KAHUNA VALLEY— A home design CD-ROM, $7. Five-bedroom home on six and a quarter acres in the Kahuna Valley, priceless.
Francesco and Daisy Garripoli got the know-how to build their Kahuna Valley home with a home-design kit Francesco bought at the convenience store. The property is also home to their nonprofit, also called Kahuna Valley, dedicated to health and wellness.
“It was just one of those little home design packets you get at the supermarket,” he said. “I would stick it in my laptop and go to friends’ houses and work on (the project) there.” This is because when they acquired the land, an old pasture, they lived in an old school bus. That bus is still parked on the land beside the house as a reminder.
“We lived in the bus for about a year while we were building the house,” he said. “My family and friends and Qigong students from all over came over at different times and all helped us with the construction of the house.” With no real construction or contracting experience, the Garripolis and friends relied on each other for a contribution.
“Everybody had a little something C5they brought,” he said. “It was ‘hey, this is where we’re at and this is what we can do.’ There were great people on this island who really helped out.” Francesco said work on the property actually started with the surrounding area, as opposed to starting with the house’s foundation.
“I planted ti plants on every corner of the property to help contain the ‘aina. People were saying I should work on the foundation, but I was working on the trees and the plants,” he said.
Next up was work on the waterfall and watsu pool.
“I wanted the waterfall to be the centerpiece.

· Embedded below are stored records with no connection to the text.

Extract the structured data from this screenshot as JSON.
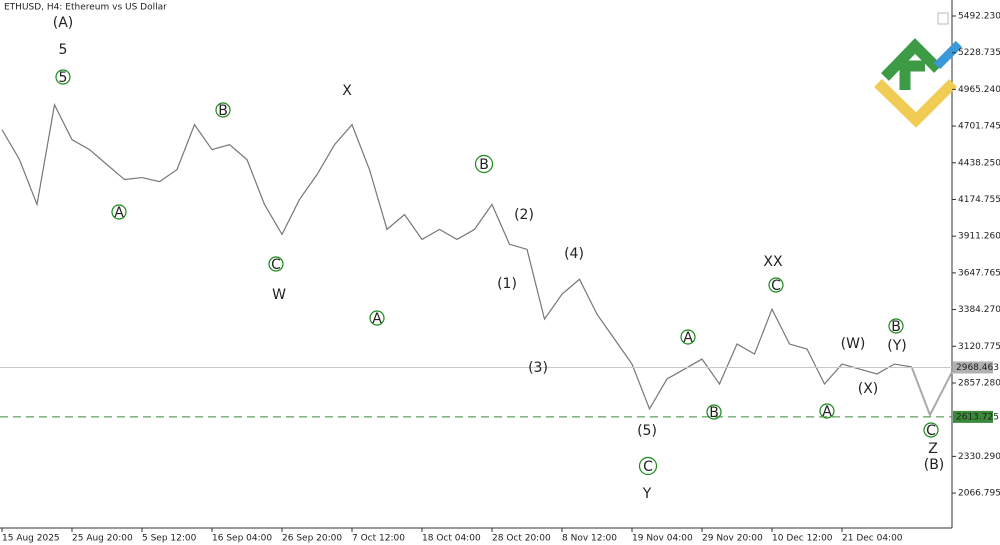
{
  "chart_data": {
    "type": "line",
    "title": "ETHUSD, H4:  Ethereum vs US Dollar",
    "categories": [
      "15 Aug 2025",
      null,
      null,
      null,
      "25 Aug 20:00",
      null,
      null,
      null,
      "5 Sep 12:00",
      null,
      null,
      null,
      "16 Sep 04:00",
      null,
      null,
      null,
      "26 Sep 20:00",
      null,
      null,
      null,
      "7 Oct 12:00",
      null,
      null,
      null,
      "18 Oct 04:00",
      null,
      null,
      null,
      "28 Oct 20:00",
      null,
      null,
      null,
      "8 Nov 12:00",
      null,
      null,
      null,
      "19 Nov 04:00",
      null,
      null,
      null,
      "29 Nov 20:00",
      null,
      null,
      null,
      "10 Dec 12:00",
      null,
      null,
      null,
      "21 Dec 04:00",
      null,
      null,
      null,
      null
    ],
    "series": [
      {
        "color": "#777777",
        "values": [
          4676,
          4461,
          4139,
          4855,
          4604,
          4533,
          4425,
          4318,
          4332,
          4303,
          4389,
          4712,
          4533,
          4568,
          4461,
          4139,
          3924,
          4175,
          4353,
          4568,
          4712,
          4389,
          3960,
          4067,
          3888,
          3960,
          3888,
          3960,
          4139,
          3853,
          3817,
          3316,
          3495,
          3602,
          3351,
          3172,
          2993,
          2671,
          2886,
          2957,
          3029,
          2850,
          3137,
          3065,
          3387,
          3137,
          3101,
          2850,
          2993,
          2957,
          2922,
          2993,
          2972
        ]
      }
    ],
    "ylim": [
      1816,
      5607
    ],
    "yticks": [
      {
        "value": 5492.23,
        "label": "5492.230"
      },
      5228.735,
      {
        "value": 4965.24,
        "label": "4965.240"
      },
      4701.745,
      {
        "value": 4438.25,
        "label": "4438.250"
      },
      4174.755,
      {
        "value": 3911.26,
        "label": "3911.260"
      },
      3647.765,
      {
        "value": 3384.27,
        "label": "3384.270"
      },
      3120.775,
      {
        "value": 2857.28,
        "label": "2857.280"
      },
      {
        "value": 2330.29,
        "label": "2330.290"
      },
      2066.795
    ],
    "current_price": 2968.463,
    "level": 2613.725,
    "annotations": [
      {
        "text": "(A)",
        "color": "#1a1a6e"
      },
      {
        "text": "5",
        "color": "#8b0000"
      },
      {
        "text": "5",
        "color": "#1a8a1a",
        "circled": true
      },
      {
        "text": "B",
        "color": "#1a8a1a",
        "circled": true
      },
      {
        "text": "A",
        "color": "#1a8a1a",
        "circled": true
      },
      {
        "text": "X",
        "color": "#8b0000"
      },
      {
        "text": "C",
        "color": "#1a8a1a",
        "circled": true
      },
      {
        "text": "W",
        "color": "#8b0000"
      },
      {
        "text": "A",
        "color": "#1a8a1a",
        "circled": true
      },
      {
        "text": "B",
        "color": "#1a8a1a",
        "circled": true
      },
      {
        "text": "(2)",
        "color": "#1a1a6e"
      },
      {
        "text": "(1)",
        "color": "#1a1a6e"
      },
      {
        "text": "(4)",
        "color": "#1a1a6e"
      },
      {
        "text": "(3)",
        "color": "#1a1a6e"
      },
      {
        "text": "A",
        "color": "#1a8a1a",
        "circled": true
      },
      {
        "text": "B",
        "color": "#1a8a1a",
        "circled": true
      },
      {
        "text": "(5)",
        "color": "#1a1a6e"
      },
      {
        "text": "C",
        "color": "#1a8a1a",
        "circled": true
      },
      {
        "text": "Y",
        "color": "#8b0000"
      },
      {
        "text": "XX",
        "color": "#8b0000"
      },
      {
        "text": "C",
        "color": "#1a8a1a",
        "circled": true
      },
      {
        "text": "(W)",
        "color": "#1a1a6e"
      },
      {
        "text": "(X)",
        "color": "#1a1a6e"
      },
      {
        "text": "A",
        "color": "#1a8a1a",
        "circled": true
      },
      {
        "text": "B",
        "color": "#1a8a1a",
        "circled": true
      },
      {
        "text": "(Y)",
        "color": "#1a1a6e"
      },
      {
        "text": "C",
        "color": "#1a8a1a",
        "circled": true
      },
      {
        "text": "Z",
        "color": "#8b0000"
      },
      {
        "text": "(B)",
        "color": "#1a1a6e"
      }
    ]
  }
}
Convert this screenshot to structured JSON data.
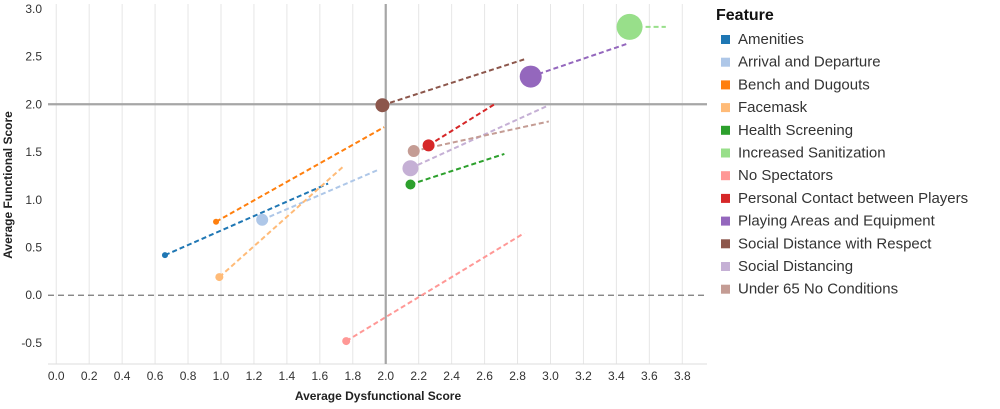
{
  "chart_data": {
    "type": "scatter",
    "xlabel": "Average Dysfunctional Score",
    "ylabel": "Average Functional Score",
    "xlim": [
      -0.05,
      3.95
    ],
    "ylim": [
      -0.72,
      3.05
    ],
    "x_ticks": [
      "0.0",
      "0.2",
      "0.4",
      "0.6",
      "0.8",
      "1.0",
      "1.2",
      "1.4",
      "1.6",
      "1.8",
      "2.0",
      "2.2",
      "2.4",
      "2.6",
      "2.8",
      "3.0",
      "3.2",
      "3.4",
      "3.6",
      "3.8"
    ],
    "y_ticks": [
      "-0.5",
      "0.0",
      "0.5",
      "1.0",
      "1.5",
      "2.0",
      "2.5",
      "3.0"
    ],
    "reference_lines": {
      "vertical_x": 2.0,
      "horizontal_y": 2.0,
      "zero_y": 0.0
    },
    "grid": "vertical",
    "legend": {
      "title": "Feature",
      "position": "right",
      "items": [
        "Amenities",
        "Arrival and Departure",
        "Bench and Dugouts",
        "Facemask",
        "Health Screening",
        "Increased Sanitization",
        "No Spectators",
        "Personal Contact between Players",
        "Playing Areas and Equipment",
        "Social Distance with Respect",
        "Social Distancing",
        "Under 65 No Conditions"
      ]
    },
    "series": [
      {
        "name": "Amenities",
        "color": "#1f77b4",
        "x": 0.66,
        "y": 0.42,
        "size": 3,
        "trend_end": [
          1.65,
          1.17
        ]
      },
      {
        "name": "Arrival and Departure",
        "color": "#aec7e8",
        "x": 1.25,
        "y": 0.79,
        "size": 6,
        "trend_end": [
          1.95,
          1.31
        ]
      },
      {
        "name": "Bench and Dugouts",
        "color": "#ff7f0e",
        "x": 0.97,
        "y": 0.77,
        "size": 3,
        "trend_end": [
          1.99,
          1.76
        ]
      },
      {
        "name": "Facemask",
        "color": "#ffbb78",
        "x": 0.99,
        "y": 0.19,
        "size": 4,
        "trend_end": [
          1.75,
          1.36
        ]
      },
      {
        "name": "Health Screening",
        "color": "#2ca02c",
        "x": 2.15,
        "y": 1.16,
        "size": 5,
        "trend_end": [
          2.72,
          1.48
        ]
      },
      {
        "name": "Increased Sanitization",
        "color": "#98df8a",
        "x": 3.48,
        "y": 2.81,
        "size": 13,
        "trend_end": [
          3.7,
          2.81
        ]
      },
      {
        "name": "No Spectators",
        "color": "#ff9896",
        "x": 1.76,
        "y": -0.48,
        "size": 4,
        "trend_end": [
          2.84,
          0.65
        ]
      },
      {
        "name": "Personal Contact between Players",
        "color": "#d62728",
        "x": 2.26,
        "y": 1.57,
        "size": 6,
        "trend_end": [
          2.66,
          2.0
        ]
      },
      {
        "name": "Playing Areas and Equipment",
        "color": "#9467bd",
        "x": 2.88,
        "y": 2.29,
        "size": 11,
        "trend_end": [
          3.46,
          2.63
        ]
      },
      {
        "name": "Social Distance with Respect",
        "color": "#8c564b",
        "x": 1.98,
        "y": 1.99,
        "size": 7,
        "trend_end": [
          2.84,
          2.47
        ]
      },
      {
        "name": "Social Distancing",
        "color": "#c5b0d5",
        "x": 2.15,
        "y": 1.33,
        "size": 8,
        "trend_end": [
          2.99,
          1.99
        ]
      },
      {
        "name": "Under 65 No Conditions",
        "color": "#c49c94",
        "x": 2.17,
        "y": 1.51,
        "size": 6,
        "trend_end": [
          2.99,
          1.82
        ]
      }
    ]
  }
}
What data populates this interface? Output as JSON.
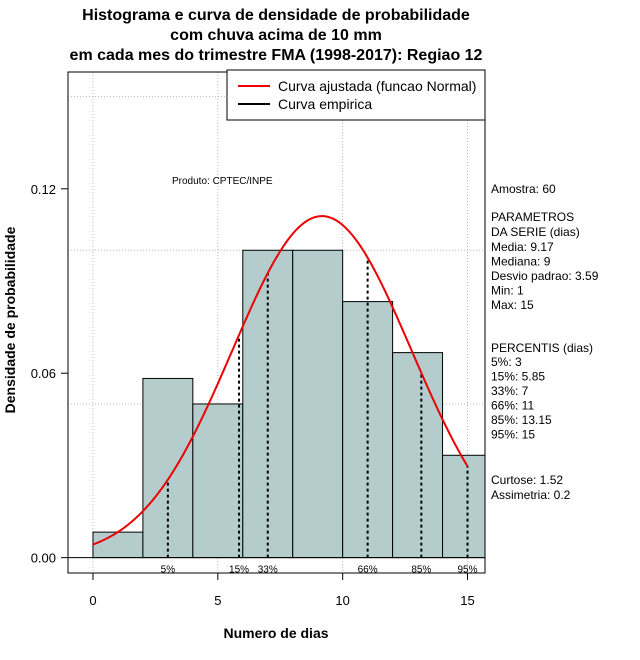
{
  "chart_data": {
    "type": "bar",
    "title_lines": [
      "Histograma e curva de densidade de probabilidade",
      "com chuva acima de 10 mm",
      "em cada mes do trimestre FMA (1998-2017): Regiao 12"
    ],
    "xlabel": "Numero de dias",
    "ylabel": "Densidade de probabilidade",
    "xlim": [
      -1,
      15.7
    ],
    "ylim": [
      -0.005,
      0.158
    ],
    "x_ticks": [
      0,
      5,
      10,
      15
    ],
    "y_ticks": [
      0.0,
      0.06,
      0.12
    ],
    "y_tick_labels": [
      "0.00",
      "0.06",
      "0.12"
    ],
    "grid_x": [
      0,
      5,
      10,
      15
    ],
    "grid_y": [
      0.05,
      0.1,
      0.15
    ],
    "bins": [
      {
        "x0": 0,
        "x1": 2,
        "density": 0.0083
      },
      {
        "x0": 2,
        "x1": 4,
        "density": 0.0583
      },
      {
        "x0": 4,
        "x1": 6,
        "density": 0.05
      },
      {
        "x0": 6,
        "x1": 8,
        "density": 0.1
      },
      {
        "x0": 8,
        "x1": 10,
        "density": 0.1
      },
      {
        "x0": 10,
        "x1": 12,
        "density": 0.0833
      },
      {
        "x0": 12,
        "x1": 14,
        "density": 0.0667
      },
      {
        "x0": 14,
        "x1": 16,
        "density": 0.0333
      }
    ],
    "fitted_curve": {
      "name": "Curva ajustada (funcao Normal)",
      "mean": 9.17,
      "sd": 3.59,
      "x_range": [
        0,
        15
      ],
      "color": "#ee0000"
    },
    "empirical_curve": {
      "name": "Curva empirica",
      "color": "#000000"
    },
    "percentiles": [
      {
        "label": "5%",
        "x": 3
      },
      {
        "label": "15%",
        "x": 5.85
      },
      {
        "label": "33%",
        "x": 7
      },
      {
        "label": "66%",
        "x": 11
      },
      {
        "label": "85%",
        "x": 13.15
      },
      {
        "label": "95%",
        "x": 15
      }
    ],
    "bar_color": "#b4cccc",
    "product_note": "Produto: CPTEC/INPE",
    "legend_position": "top-right"
  },
  "side_panel": {
    "sample": "Amostra: 60",
    "params_title": " PARAMETROS",
    "params_subtitle": "DA SERIE (dias)",
    "params": [
      "  Media: 9.17",
      "  Mediana: 9",
      "  Desvio padrao: 3.59",
      "  Min: 1",
      "  Max: 15"
    ],
    "percentis_title": "PERCENTIS (dias)",
    "percentis": [
      "  5%: 3",
      "  15%: 5.85",
      "  33%: 7",
      "  66%: 11",
      "  85%: 13.15",
      "  95%: 15"
    ],
    "kurtosis": "  Curtose: 1.52",
    "skewness": "  Assimetria: 0.2"
  }
}
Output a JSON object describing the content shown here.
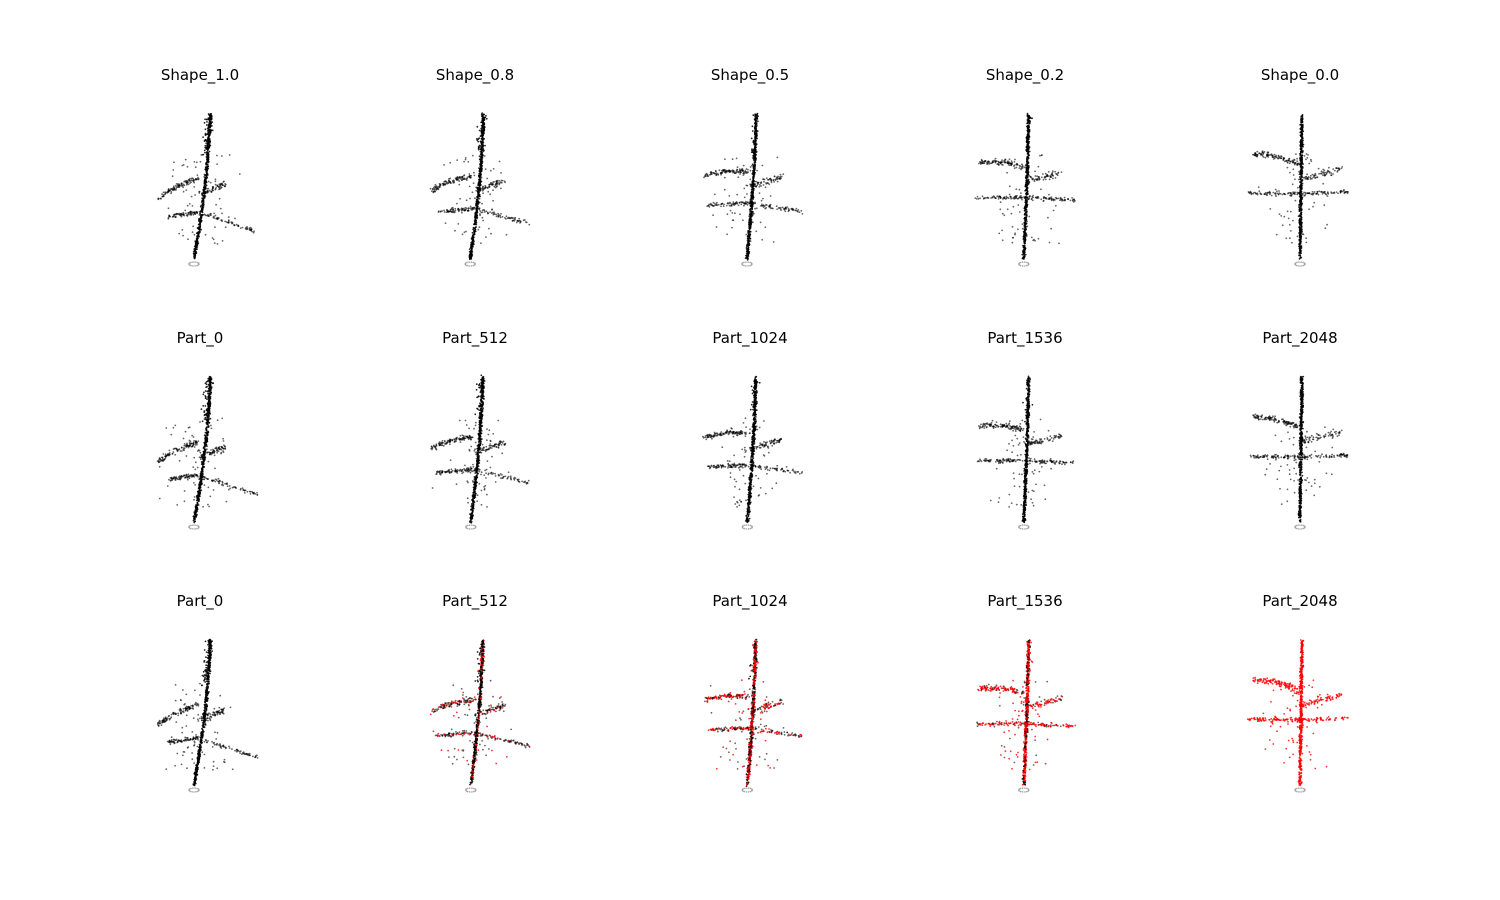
{
  "colors": {
    "background": "#ffffff",
    "original_points": "#000000",
    "part_points": "#ff0000",
    "pot_points": "#999999"
  },
  "rows": [
    {
      "id": "shape-row",
      "panels": [
        {
          "title": "Shape_1.0",
          "shape": 1.0,
          "part_fraction": 0.0
        },
        {
          "title": "Shape_0.8",
          "shape": 0.8,
          "part_fraction": 0.0
        },
        {
          "title": "Shape_0.5",
          "shape": 0.5,
          "part_fraction": 0.0
        },
        {
          "title": "Shape_0.2",
          "shape": 0.2,
          "part_fraction": 0.0
        },
        {
          "title": "Shape_0.0",
          "shape": 0.0,
          "part_fraction": 0.0
        }
      ]
    },
    {
      "id": "part-row",
      "panels": [
        {
          "title": "Part_0",
          "shape": 1.0,
          "part_fraction": 0.0
        },
        {
          "title": "Part_512",
          "shape": 0.7,
          "part_fraction": 0.0
        },
        {
          "title": "Part_1024",
          "shape": 0.45,
          "part_fraction": 0.0
        },
        {
          "title": "Part_1536",
          "shape": 0.2,
          "part_fraction": 0.0
        },
        {
          "title": "Part_2048",
          "shape": 0.0,
          "part_fraction": 0.0
        }
      ]
    },
    {
      "id": "part-highlight-row",
      "panels": [
        {
          "title": "Part_0",
          "shape": 1.0,
          "part_fraction": 0.0
        },
        {
          "title": "Part_512",
          "shape": 0.7,
          "part_fraction": 0.25
        },
        {
          "title": "Part_1024",
          "shape": 0.45,
          "part_fraction": 0.5
        },
        {
          "title": "Part_1536",
          "shape": 0.2,
          "part_fraction": 0.75
        },
        {
          "title": "Part_2048",
          "shape": 0.0,
          "part_fraction": 1.0
        }
      ]
    }
  ]
}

I feel like that was the cornerstone of the property,” he said. “Here’s this big empty spot where my heart was and the house came from there.” Daisy said it was like a big hole, and friends thought it was a crazy idea. They collected big lava rocks from various parts of the island and had them blessed for their property.
“Friends were asking, ‘do you know what you’re doing?’ And we were saying, if we did know what we were doing, we probably wouldn’t do it,” she said.
The watsu pool and waterfall are integral parts of the property.
“We have these beautiful waterfalls around us, and during the dry season we don’t get to see them as much,” she said. “Francesco loves the water and hearing the sound of it, and this is our way of bringing nature to our property.” The couple built the house to run on generators, because they didn’t have power from the county yet.
The wood came from what Francesco called a “conscious mill” in Canada.
“I hand-selected all the wood from a very conscious mill in British Columbia,” he said. “They knew their trees and so I liked them. That’s the type of energy we wanted for the property, so we shipped them here.” At times, the weather almost halted the construction, but they kept on working.
“One container (of wood) almost fell off the truck because it was so rainy and we couldn’t bring the container to the house,” he said. “You know, if you don’t know any better in what you’re doing, you’re at least focused on the vision of what you want.” Because their home was such a special project that they built themselves, producers of the Home and Garden Television (HGTV) show “Look What I Did!” visited and interviewed them for an episode. Other Kaua‘i homes visited by the crew were the homes of Bruna Stude and Carter Corey in Kalaheo, Christian and Nadine Riso in Lawa‘i, Sally and Dean French in Kalaheo and Tom Teitge in Hanapepe.
Look for their episodes to air sometime this summer.
“Daisy and I worked side-by-side at all hours of the night, putting tile down and grouting. I think if you can keep your relationship going strong during conditions like when we were building this house, you can take on anything,” he said.